Credit: BOSTON GLOBE/CONTRIBUTOR/GETTY
Credit: YOSHIKAZU TSUNO/STAFF/GETTY
Credit: CHINAFOTOPRESS/ CONTRIBUTOR/GETTY

The discovery of two medicines that have — in the words of the Nobel Assembly at Karolinska Institutet — “revolutionized the treatment of parasitic diseases” has resulted in the award of the 2015 Nobel Prize in Physiology or Medicine to William C. Campbell, Satoshi Ōmura and Youyou Tu (pictured top to bottom). Parasitic diseases affect a huge number of people, but they are more common in the poorest parts of the world. Campbell and Ōmura were jointly awarded half of the prize for their work on a therapy against infections caused by roundworms. The other half of the prize was awarded to Tu for her discovery of a new therapy against malaria.
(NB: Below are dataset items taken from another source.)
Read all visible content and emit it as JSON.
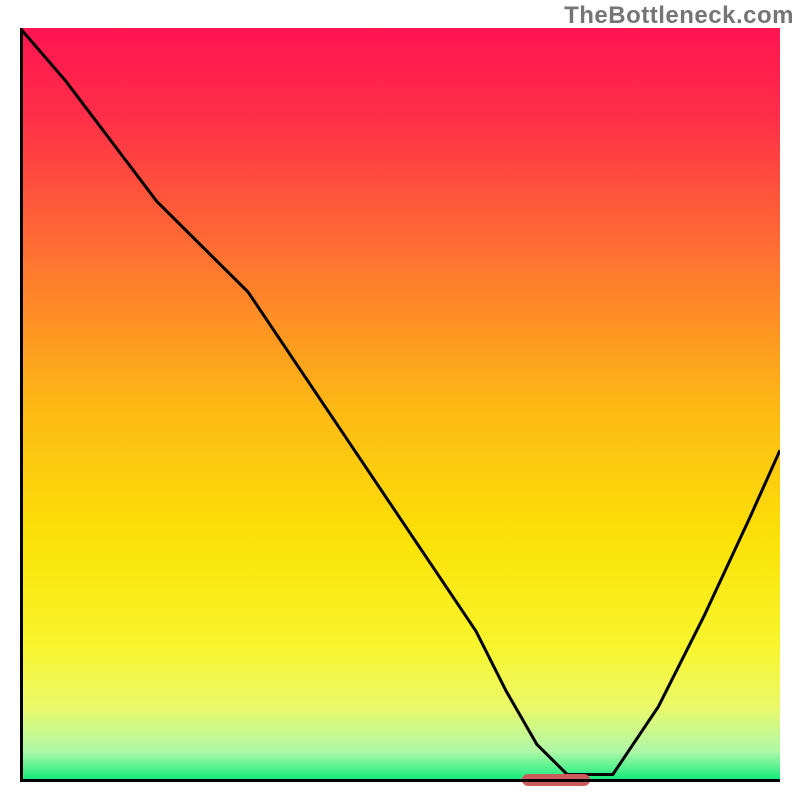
{
  "watermark": "TheBottleneck.com",
  "chart_data": {
    "type": "line",
    "title": "",
    "xlabel": "",
    "ylabel": "",
    "xlim": [
      0,
      100
    ],
    "ylim": [
      0,
      100
    ],
    "grid": false,
    "axes": {
      "left": true,
      "bottom": true,
      "right": false,
      "top": false
    },
    "gradient_stops": [
      {
        "offset": 0.0,
        "color": "#FF1451"
      },
      {
        "offset": 0.12,
        "color": "#FF2F48"
      },
      {
        "offset": 0.3,
        "color": "#FE7131"
      },
      {
        "offset": 0.5,
        "color": "#FDB814"
      },
      {
        "offset": 0.68,
        "color": "#FBE207"
      },
      {
        "offset": 0.82,
        "color": "#F8F52D"
      },
      {
        "offset": 0.9,
        "color": "#EBF969"
      },
      {
        "offset": 0.96,
        "color": "#AEF8A8"
      },
      {
        "offset": 1.0,
        "color": "#07EB79"
      }
    ],
    "series": [
      {
        "name": "bottleneck-curve",
        "color": "#000000",
        "x": [
          0,
          6,
          12,
          18,
          24,
          30,
          36,
          42,
          48,
          54,
          60,
          64,
          68,
          72,
          78,
          84,
          90,
          96,
          100
        ],
        "y": [
          100,
          93,
          85,
          77,
          71,
          65,
          56,
          47,
          38,
          29,
          20,
          12,
          5,
          1,
          1,
          10,
          22,
          35,
          44
        ]
      }
    ],
    "marker": {
      "x_start": 66,
      "x_end": 75,
      "y": 0.5,
      "color": "#CD5C5C"
    }
  }
}
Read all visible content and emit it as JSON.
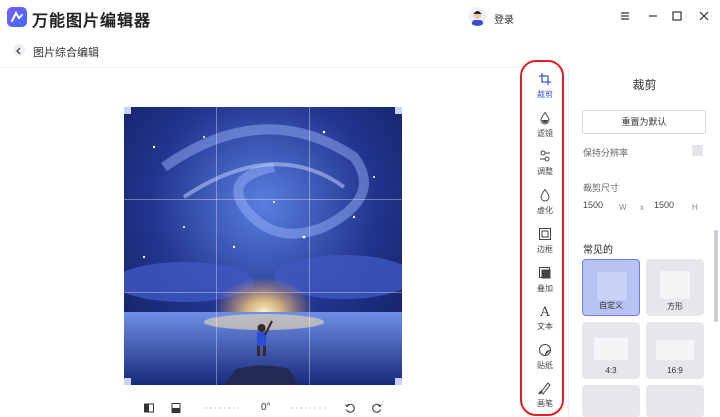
{
  "app": {
    "title": "万能图片编辑器",
    "login_label": "登录"
  },
  "window_controls": [
    "menu-icon",
    "minimize-icon",
    "maximize-icon",
    "close-icon"
  ],
  "breadcrumb": {
    "label": "图片综合编辑"
  },
  "canvas": {
    "rotation": "0°"
  },
  "tools": [
    {
      "id": "crop",
      "label": "裁剪",
      "icon": "crop-icon",
      "active": true
    },
    {
      "id": "filter",
      "label": "滤镜",
      "icon": "drop-icon",
      "active": false
    },
    {
      "id": "adjust",
      "label": "调整",
      "icon": "adjust-icon",
      "active": false
    },
    {
      "id": "blur",
      "label": "虚化",
      "icon": "blur-drop-icon",
      "active": false
    },
    {
      "id": "border",
      "label": "边框",
      "icon": "frame-icon",
      "active": false
    },
    {
      "id": "overlay",
      "label": "叠加",
      "icon": "layers-icon",
      "active": false
    },
    {
      "id": "text",
      "label": "文本",
      "icon": "text-icon",
      "active": false
    },
    {
      "id": "sticker",
      "label": "贴纸",
      "icon": "sticker-icon",
      "active": false
    },
    {
      "id": "brush",
      "label": "画笔",
      "icon": "brush-icon",
      "active": false
    }
  ],
  "panel": {
    "title": "裁剪",
    "reset_label": "重置为默认",
    "keep_resolution_label": "保持分辨率",
    "size_label": "裁剪尺寸",
    "width_value": "1500",
    "width_unit": "W",
    "times": "x",
    "height_value": "1500",
    "height_unit": "H",
    "common_label": "常见的",
    "presets": [
      "自定义",
      "方形",
      "4:3",
      "16:9"
    ]
  },
  "colors": {
    "accent": "#3b55e6",
    "highlight_border": "#e02020",
    "selected_card": "#b7c3f2"
  }
}
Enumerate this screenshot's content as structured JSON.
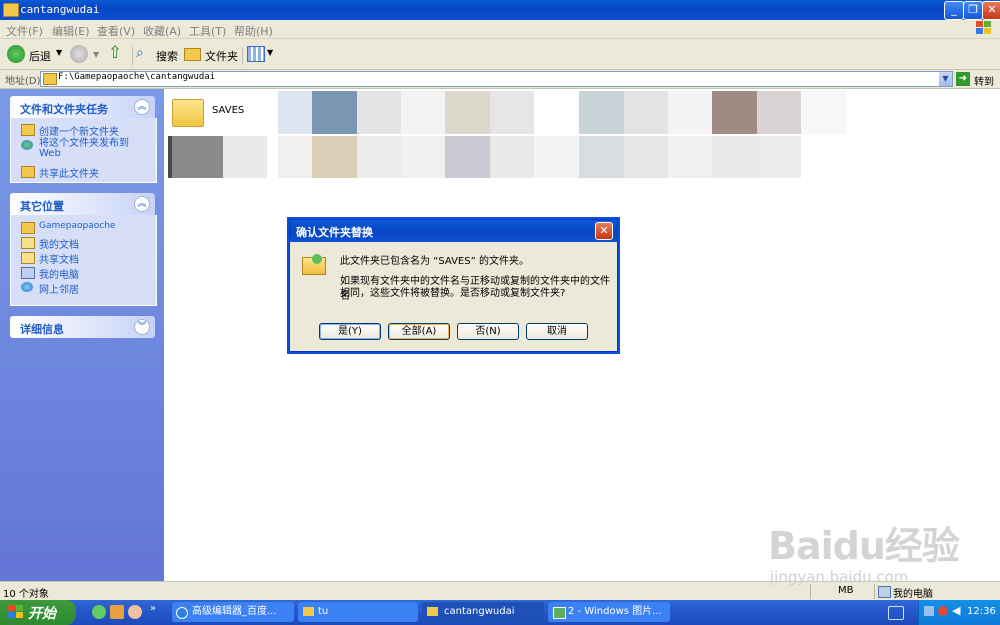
{
  "window": {
    "title": "cantangwudai"
  },
  "menu": [
    "文件(F)",
    "编辑(E)",
    "查看(V)",
    "收藏(A)",
    "工具(T)",
    "帮助(H)"
  ],
  "toolbar": {
    "back": "后退",
    "search": "搜索",
    "folders": "文件夹"
  },
  "address": {
    "label": "地址(D)",
    "path": "F:\\Gamepaopaoche\\cantangwudai",
    "go": "转到"
  },
  "left_pane": {
    "tasks": {
      "title": "文件和文件夹任务",
      "items": [
        "创建一个新文件夹",
        "将这个文件夹发布到Web",
        "共享此文件夹"
      ]
    },
    "places": {
      "title": "其它位置",
      "items": [
        "Gamepaopaoche",
        "我的文档",
        "共享文档",
        "我的电脑",
        "网上邻居"
      ]
    },
    "details": {
      "title": "详细信息"
    }
  },
  "main": {
    "folder_name": "SAVES"
  },
  "dialog": {
    "title": "确认文件夹替换",
    "line1": "此文件夹已包含名为 “SAVES” 的文件夹。",
    "line2": "如果现有文件夹中的文件名与正移动或复制的文件夹中的文件名",
    "line3": "相同，这些文件将被替换。是否移动或复制文件夹?",
    "buttons": {
      "yes": "是(Y)",
      "all": "全部(A)",
      "no": "否(N)",
      "cancel": "取消"
    }
  },
  "status": {
    "count": "10 个对象",
    "size": "MB",
    "location": "我的电脑"
  },
  "taskbar": {
    "start": "开始",
    "tasks": [
      "高级编辑器_百度...",
      "tu",
      "cantangwudai",
      "2 - Windows 图片..."
    ],
    "clock": "12:36"
  },
  "watermark": {
    "brand": "Baidu经验",
    "url": "jingyan.baidu.com"
  }
}
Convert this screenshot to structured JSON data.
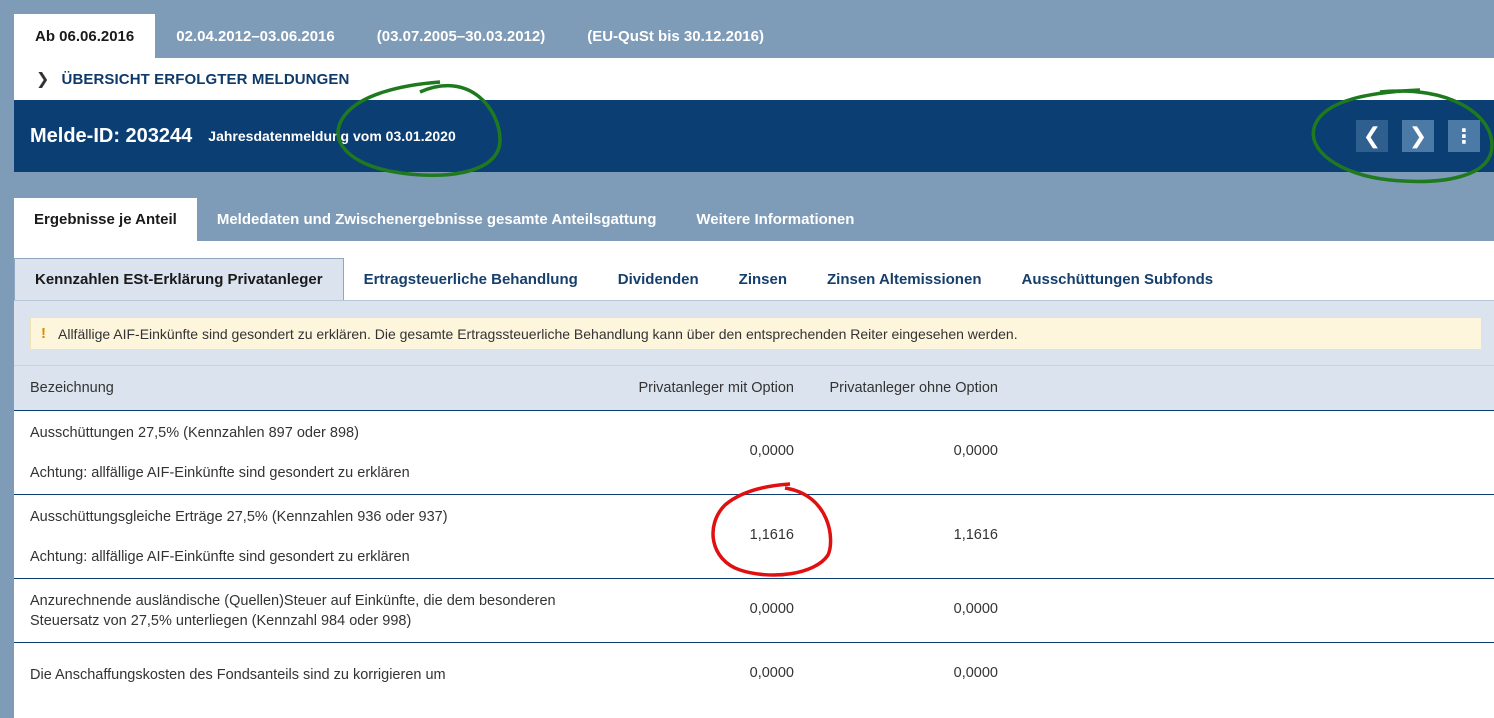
{
  "period_tabs": [
    "Ab 06.06.2016",
    "02.04.2012–03.06.2016",
    "(03.07.2005–30.03.2012)",
    "(EU-QuSt bis 30.12.2016)"
  ],
  "overview_link": "ÜBERSICHT ERFOLGTER MELDUNGEN",
  "header": {
    "melde_id": "Melde-ID: 203244",
    "subtitle": "Jahresdatenmeldung vom 03.01.2020"
  },
  "section_tabs": [
    "Ergebnisse je Anteil",
    "Meldedaten und Zwischenergebnisse gesamte Anteilsgattung",
    "Weitere Informationen"
  ],
  "sub_tabs": [
    "Kennzahlen ESt-Erklärung Privatanleger",
    "Ertragsteuerliche Behandlung",
    "Dividenden",
    "Zinsen",
    "Zinsen Altemissionen",
    "Ausschüttungen Subfonds"
  ],
  "notice": "Allfällige AIF-Einkünfte sind gesondert zu erklären. Die gesamte Ertragssteuerliche Behandlung kann über den entsprechenden Reiter eingesehen werden.",
  "table": {
    "headers": {
      "name": "Bezeichnung",
      "mit": "Privatanleger mit Option",
      "ohne": "Privatanleger ohne Option"
    },
    "rows": [
      {
        "line1": "Ausschüttungen 27,5% (Kennzahlen 897 oder 898)",
        "line2": "Achtung: allfällige AIF-Einkünfte sind gesondert zu erklären",
        "mit": "0,0000",
        "ohne": "0,0000"
      },
      {
        "line1": "Ausschüttungsgleiche Erträge 27,5% (Kennzahlen 936 oder 937)",
        "line2": "Achtung: allfällige AIF-Einkünfte sind gesondert zu erklären",
        "mit": "1,1616",
        "ohne": "1,1616"
      },
      {
        "line1": "Anzurechnende ausländische (Quellen)Steuer auf Einkünfte, die dem besonderen",
        "line2": "Steuersatz von 27,5% unterliegen (Kennzahl 984 oder 998)",
        "mit": "0,0000",
        "ohne": "0,0000"
      },
      {
        "line1": "Die Anschaffungskosten des Fondsanteils sind zu korrigieren um",
        "line2": "",
        "mit": "0,0000",
        "ohne": "0,0000"
      }
    ]
  }
}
Ōmura, from Kitasato University, Japan, is an expert in culturing bacteria and isolating the chemical compounds they produce. He isolated new strains of Streptomyces — a group of soil-dwelling bacteria well-known for producing antibacterial compounds — that showed promising activity against harmful microorganisms. He gave these strains to a team led by Campbell — an expert in parasite biology who was then working at the Merck Institute for Therapeutic Research in Rahway, New Jersey, USA. Campbell was able to implicate avermectins as partially responsible for the antiparasitic activity. Development of this series of compounds led to the production of the drug ivermectin, which is used to treat onchocerciasis (widely known as river blindness) and lymphatic filariasis (which causes elephantiasis).

Youyou Tu led a research program to identify bioactive compounds from traditional Chinese medicines. Their search for antimalarial compounds — motivated by the increasing ineffectiveness of quinine and chloroquine — eventually led to the isolation of artemisinin from the wormwood plant (Artemisia annua). Like many bioactive natural products, isolating sufficient material from the plant can be problematic. Therefore most artemisinin is now produced by a semi-synthetic method: the unusual peroxide structure — thought to be responsible for the drug's mechanism of action — is introduced by a chemical oxidation of artemisinic acid, which is itself produced by a specially engineered strain of yeast.